Home > Uncategorized > RBC Capital Markets ANDA Litigation Analysis

RBC Capital Markets ANDA Litigation Analysis

RBC Capital Markets undertook an exhaustive analysis (PDF, h/t AmLaw Litigation Daily) of pharmaceutical litigation related to abbreviated new drug applications (ANDAs). These cases involve challenges by a generic drug company to the market occupied by an innovator (or brand-name) drug company.

Some interesting bits from the report:  

-Over the last decade, the overall success rate for the generic drug industry is 48% for cases that have gone to trial. However, the success rate increases to 76% when settlements are included. Over half of all cases are settled or dropped.

-The top three courts by volume — NJ, DE and SDNY — accounted for 69% of all decisions. Unfortunately, these courts have a combined success rate of just 36% for generics.

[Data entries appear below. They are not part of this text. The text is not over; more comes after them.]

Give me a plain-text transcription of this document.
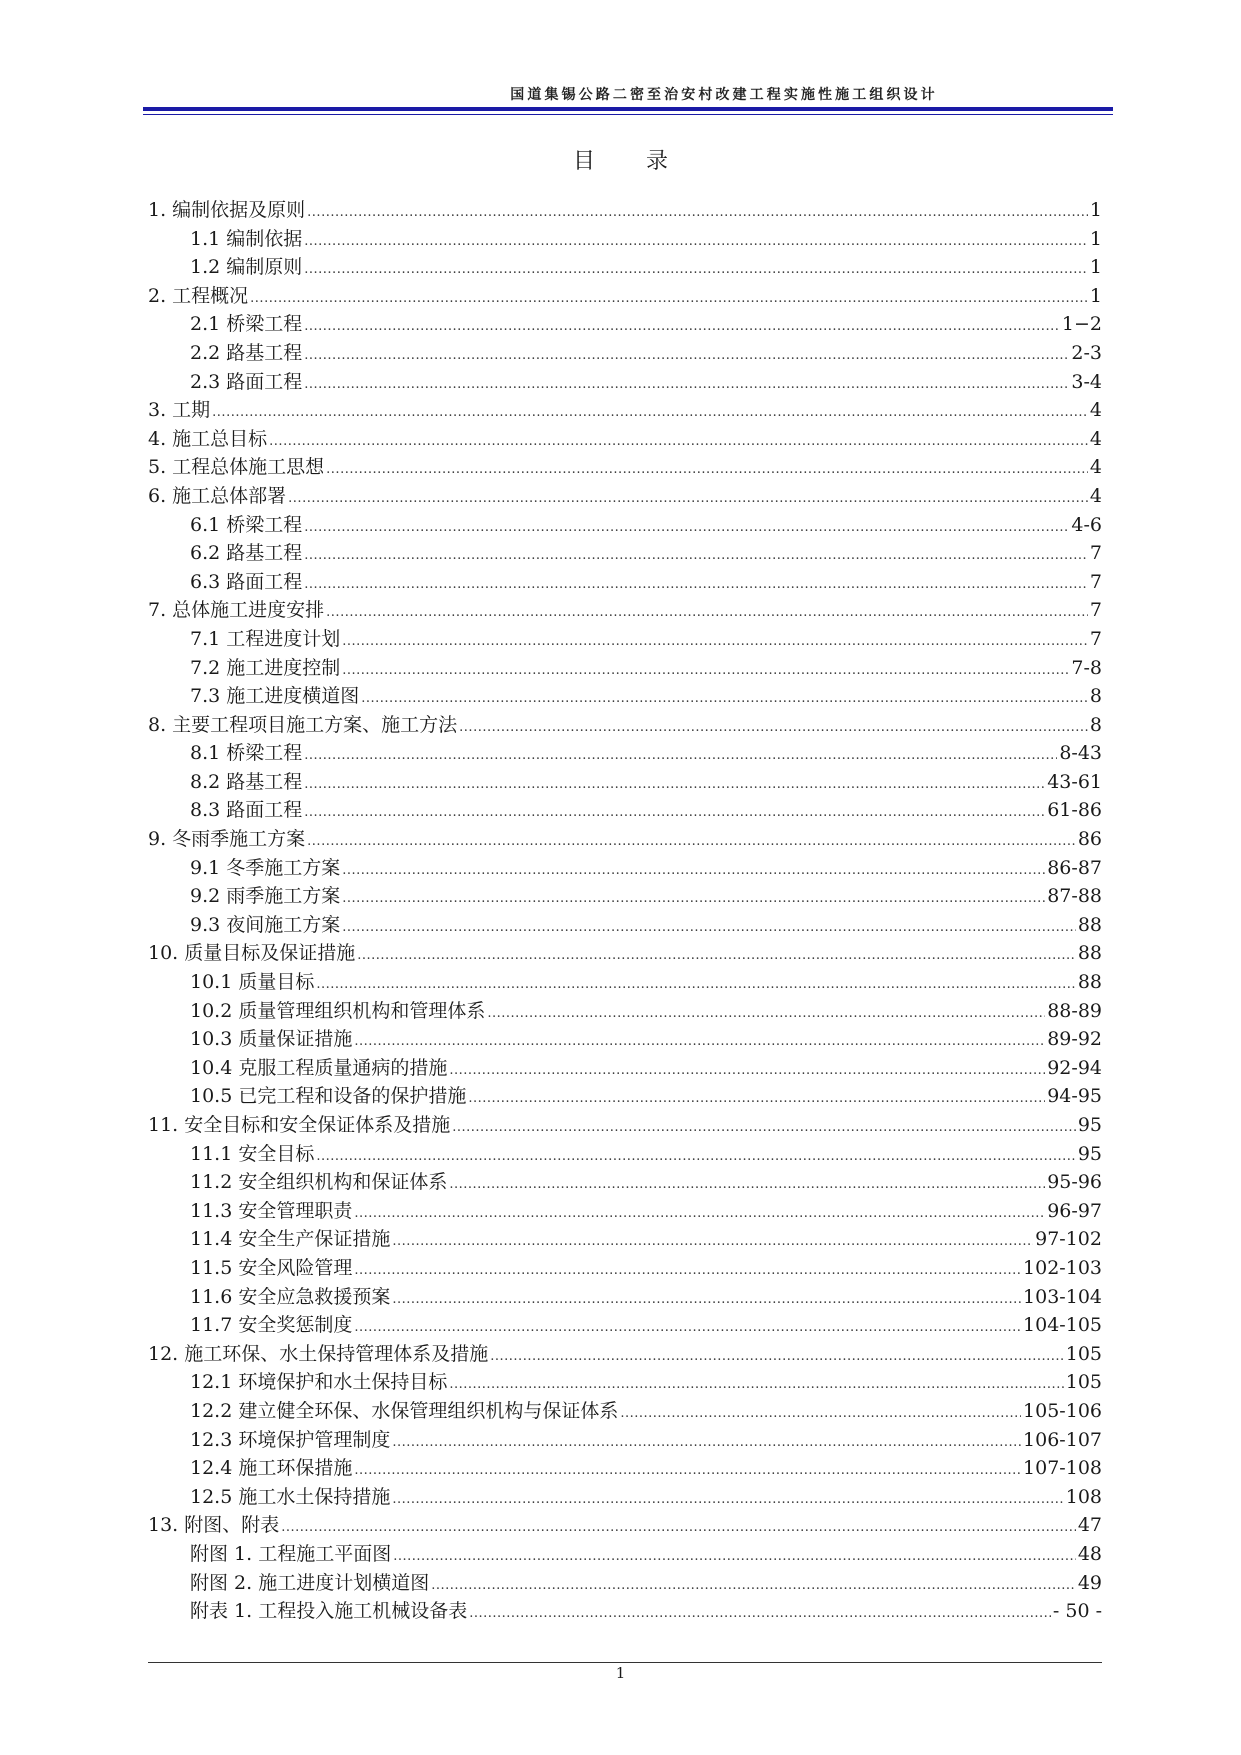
国道集锡公路二密至治安村改建工程实施性施工组织设计
目 录
1. 编制依据及原则 .....	1
1.1 编制依据 .....	1
1.2 编制原则 .....	1
2. 工程概况 .....	1
2.1 桥梁工程 .....	1−2
2.2 路基工程 .....	2-3
2.3 路面工程 .....	3-4
3. 工期 .....	4
4. 施工总目标 .....	4
5. 工程总体施工思想 .....	4
6. 施工总体部署 .....	4
6.1 桥梁工程 .....	4-6
6.2 路基工程 .....	7
6.3 路面工程 .....	7
7. 总体施工进度安排 .....	7
7.1 工程进度计划 .....	7
7.2 施工进度控制 .....	7-8
7.3 施工进度横道图 .....	8
8. 主要工程项目施工方案、施工方法 .....	8
8.1 桥梁工程 .....	8-43
8.2 路基工程 .....	43-61
8.3 路面工程 .....	61-86
9. 冬雨季施工方案 .....	86
9.1 冬季施工方案 .....	86-87
9.2 雨季施工方案 .....	87-88
9.3 夜间施工方案 .....	88
10. 质量目标及保证措施 .....	88
10.1 质量目标 .....	88
10.2 质量管理组织机构和管理体系 .....	88-89
10.3 质量保证措施 .....	89-92
10.4 克服工程质量通病的措施 .....	92-94
10.5 已完工程和设备的保护措施 .....	94-95
11. 安全目标和安全保证体系及措施 .....	95
11.1 安全目标 .....	95
11.2 安全组织机构和保证体系 .....	95-96
11.3 安全管理职责 .....	96-97
11.4 安全生产保证措施 .....	97-102
11.5 安全风险管理 .....	102-103
11.6 安全应急救援预案 .....	103-104
11.7 安全奖惩制度 .....	104-105
12. 施工环保、水土保持管理体系及措施 .....	105
12.1 环境保护和水土保持目标 .....	105
12.2 建立健全环保、水保管理组织机构与保证体系 .....	105-106
12.3 环境保护管理制度 .....	106-107
12.4 施工环保措施 .....	107-108
12.5 施工水土保持措施 .....	108
13. 附图、附表 .....	47
附图 1. 工程施工平面图 .....	48
附图 2. 施工进度计划横道图 .....	49
附表 1. 工程投入施工机械设备表 .....	- 50 -
1
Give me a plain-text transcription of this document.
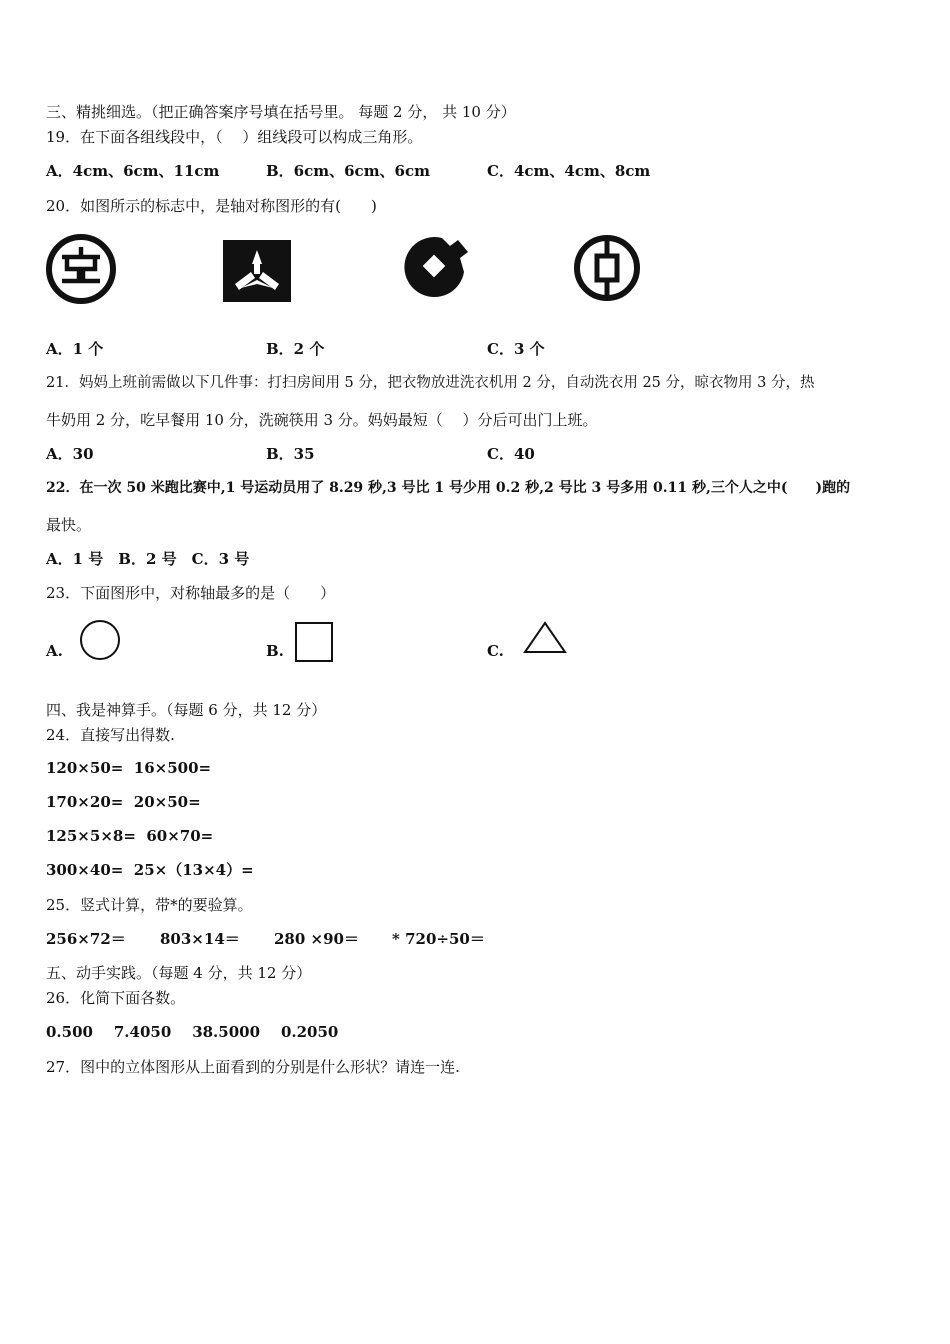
三、精挑细选。（把正确答案序号填在括号里。 每题 2 分， 共 10 分）
19．在下面各组线段中，（　 ）组线段可以构成三角形。
A．4cm、6cm、11cm	B．6cm、6cm、6cm	C．4cm、4cm、8cm
20．如图所示的标志中，是轴对称图形的有(　　)
A．1 个	B．2 个	C．3 个
21．妈妈上班前需做以下几件事：打扫房间用 5 分，把衣物放进洗衣机用 2 分，自动洗衣用 25 分，晾衣物用 3 分，热
牛奶用 2 分，吃早餐用 10 分，洗碗筷用 3 分。妈妈最短（　 ）分后可出门上班。
A．30	B．35	C．40
22．在一次 50 米跑比赛中,1 号运动员用了 8.29 秒,3 号比 1 号少用 0.2 秒,2 号比 3 号多用 0.11 秒,三个人之中(　　)跑的
最快。
A．1 号　B．2 号　C．3 号
23．下面图形中，对称轴最多的是（　　）
A.	B.	C.
四、我是神算手。（每题 6 分，共 12 分）
24．直接写出得数.
120×50= 16×500=
170×20= 20×50=
125×5×8= 60×70=
300×40= 25×（13×4）=
25．竖式计算，带*的要验算。
256×72＝ 803×14＝ 280 ×90＝ * 720÷50＝
五、动手实践。（每题 4 分，共 12 分）
26．化简下面各数。
0.500 7.4050 38.5000 0.2050
27．图中的立体图形从上面看到的分别是什么形状？请连一连.
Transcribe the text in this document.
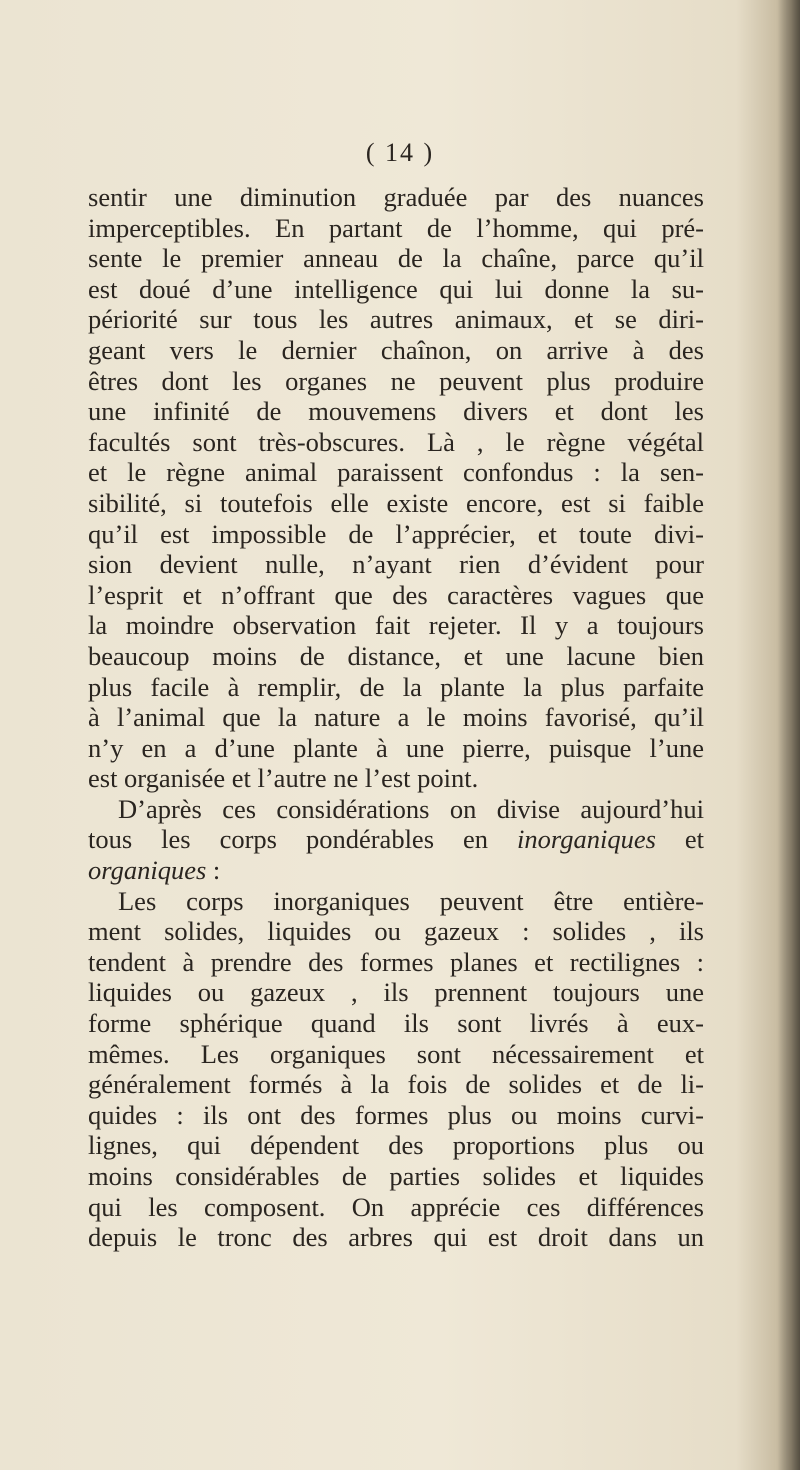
( 14 )
sentir une diminution graduée par des nuances
imperceptibles. En partant de l’homme, qui pré-
sente le premier anneau de la chaîne, parce qu’il
est doué d’une intelligence qui lui donne la su-
périorité sur tous les autres animaux, et se diri-
geant vers le dernier chaînon, on arrive à des
êtres dont les organes ne peuvent plus produire
une infinité de mouvemens divers et dont les
facultés sont très-obscures. Là , le règne végétal
et le règne animal paraissent confondus : la sen-
sibilité, si toutefois elle existe encore, est si faible
qu’il est impossible de l’apprécier, et toute divi-
sion devient nulle, n’ayant rien d’évident pour
l’esprit et n’offrant que des caractères vagues que
la moindre observation fait rejeter. Il y a toujours
beaucoup moins de distance, et une lacune bien
plus facile à remplir, de la plante la plus parfaite
à l’animal que la nature a le moins favorisé, qu’il
n’y en a d’une plante à une pierre, puisque l’une
est organisée et l’autre ne l’est point.
D’après ces considérations on divise aujourd’hui
tous les corps pondérables en inorganiques et
organiques :
Les corps inorganiques peuvent être entière-
ment solides, liquides ou gazeux : solides , ils
tendent à prendre des formes planes et rectilignes :
liquides ou gazeux , ils prennent toujours une
forme sphérique quand ils sont livrés à eux-
mêmes. Les organiques sont nécessairement et
généralement formés à la fois de solides et de li-
quides : ils ont des formes plus ou moins curvi-
lignes, qui dépendent des proportions plus ou
moins considérables de parties solides et liquides
qui les composent. On apprécie ces différences
depuis le tronc des arbres qui est droit dans un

-Patent challenges remain on the rise with a record 65 new first-to-file lawsuits in 2009, up from 51 in the prior year and more than double the number just three years ago.

-The top five judges by volume accounted for 31% of the total decisions. These five judges ruled in favor of generics only 33% of the time. The total success rate, however, including settlements is 75%.

I am impressed with the depth of research that went into this report, and recommend it to everyone for a read. However, I have one minor quibble. Although the report concludes that “while patent challenges by generics are extremely common, winning is not,” I’m not sure that is completely accurate. The authors state that “winning is not” common, but also say that the “success rate” is 76% (including settlements). I think that it is quite possible to consider settlement a “win,” depending on the terms.

Suppose, for example, that the ANDA litigation will cost the generic provider $10 million over a couple years.  Suppose, as well, that the generic provider has a quite strong position on patent invalidity and/or noninfringement. As a result, the generic provider has a strong negotiating position relative to a settlement and may easily gain a financial windfall without a clear “win” in the case.

For example, in a recent case (Medicis v. Teva, over a generic version of Solodyn), the parties settled, but not until after Teva made an at-risk launch of its competitive drug. How much do you suppose Teva profited during the few days the product entered the market? Quite possibly more than the money it spent (and would spend) on litigation. In addition, Teva was cleared of all damages liability for those sales as part of the settlement. Finally, Teva gained the right to enter the market no later than November 2011.  All in all, Teva gained profits, security, and a certain entry into the market at a later date.  Sounds like a win, even if not at trial.